Auch der Bundesverband Öffentlicher Binnenhäfen (BÖB) begrüßt den Kabinettsbeschluss zum BVWP und Ausbaugesetz. Boris Kluge, Geschäftsführer des Bundesverbandes Öffentlicher Binnenhäfen, sagte: „Mit dem Wasserstraßenausbaugesetz ist jetzt auch die Wasserstraße den anderen Verkehrsträgern gleichgestellt. Damit werden die Pläne des Bundesverkehrswegeplans verbindlich und zum Prüfstein für einen Erfolg der Verkehrspolitik.“ Weiter heißt es in der Stellungnahme: Schon die Bewertung des Bundesverkehrswegeplans fiel und fällt für die Binnenhäfen positiv aus. Wichtige Projekte der Wasserstraße sind trotz teils schlechtem Nutzen-Kosten-Faktor in der Planung des BVWP und sollen somit bis 2030 realisiert werden. „Worum es nun geht, ist die Finanzierung des BVWP dauerhaft zu sichern. Wir erwarten von der Politik eine langfristige Zusicherung, dass die Projekte finanziell so abgesichert sind, um die Ziele des BVWP bis 2030 auch zu erreichen“, so Kluge. Nichts brauchen Industrie, Logistik und Häfen mehr als Planungssicherheit für ihre Investitionen und ihre Standorte.
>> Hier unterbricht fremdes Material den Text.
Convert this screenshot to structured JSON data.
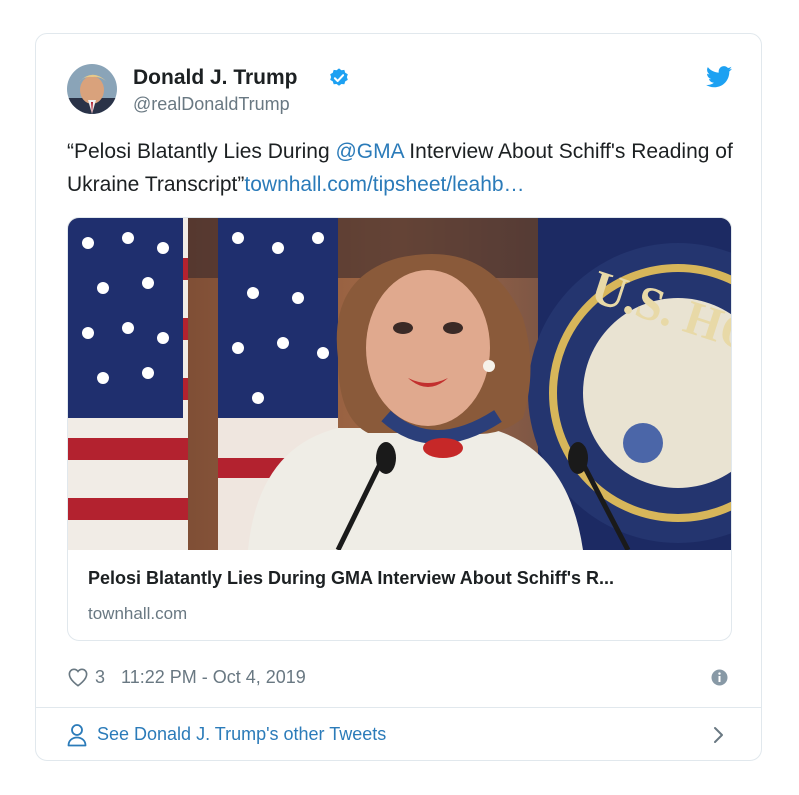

Erst mit Verabschiedung der Ausbaugesetze und ihrer Bedarfspläne liegt ein verbindlicher Beschluss vor, welche Verkehrsinfrastrukturprojekte mit welcher Dringlichkeit geplant und aus dem Bundeshaushalt finanziert werden sollen. „Mit den jetzt, auch für die Wasserstraßen, beschlossenen Ausbaugesetzen ist nun ein erster Schritt getan, der verstetigt werden sollte. Wir sind gespannt, wie die Parteien zur Bundestagswahl ihre Prioritäten setzen und die Herausforderungen der Umsetzung des BVWP angehen wollen.“

„Nach der Verabschiedung des Bundesverkehrswegeplans im Bundeskabinett kommt es jetzt zum Schwur. Die Bundesregierung und der Bundestag müssen in der Umsetzung unter Beweis stellen, dass sie die im BVWP vorgegebenen Prioritäten auch einhalten und die notwendigen Haushaltsmittel von mindestens 15 Mrd. Euro jährlich planbar über den Geltungszeitraum des BVWP hinweg zur Verfügung stellen“, erklärte Dr. Florian Eck, stellvertretender Geschäftsführer des Deutschen Verkehrsforums. „Die Branche erwartet, dass der BVWP jetzt auch über die Ausbaugesetze und Investitionspläne zeitnah umgesetzt wird. Denn nur wenn die Bundesmittel an den Engpassstellen zügig investiert werden, kann der Investitionsstau der vergangenen Jahre aufgelöst werden“, so Eck weiter. Vor allem gelte es, zusätzliche Begehrlichkeiten aus den Wahlkreisen abzuwehren. „Finanzmittel, die nicht verbaut werden können, müssen gemäß der Überjährigkeit im nächsten Jahr zusätzlich zur Verfügung gestellt werden. Auf keinen Fall dürfen quasi durch die Hintertüre diese Gelder in nachrangige Projekte abgezweigt werden“, mahnt Eck. Bund und Länder müssten sich jetzt unbedingt auf das Wesentliche konzentrieren, dies seien der so genannte Vordringliche Bedarf (VB) und hier vor allem die prioritären Projekte zur Engpassbeseitigung (VB-E).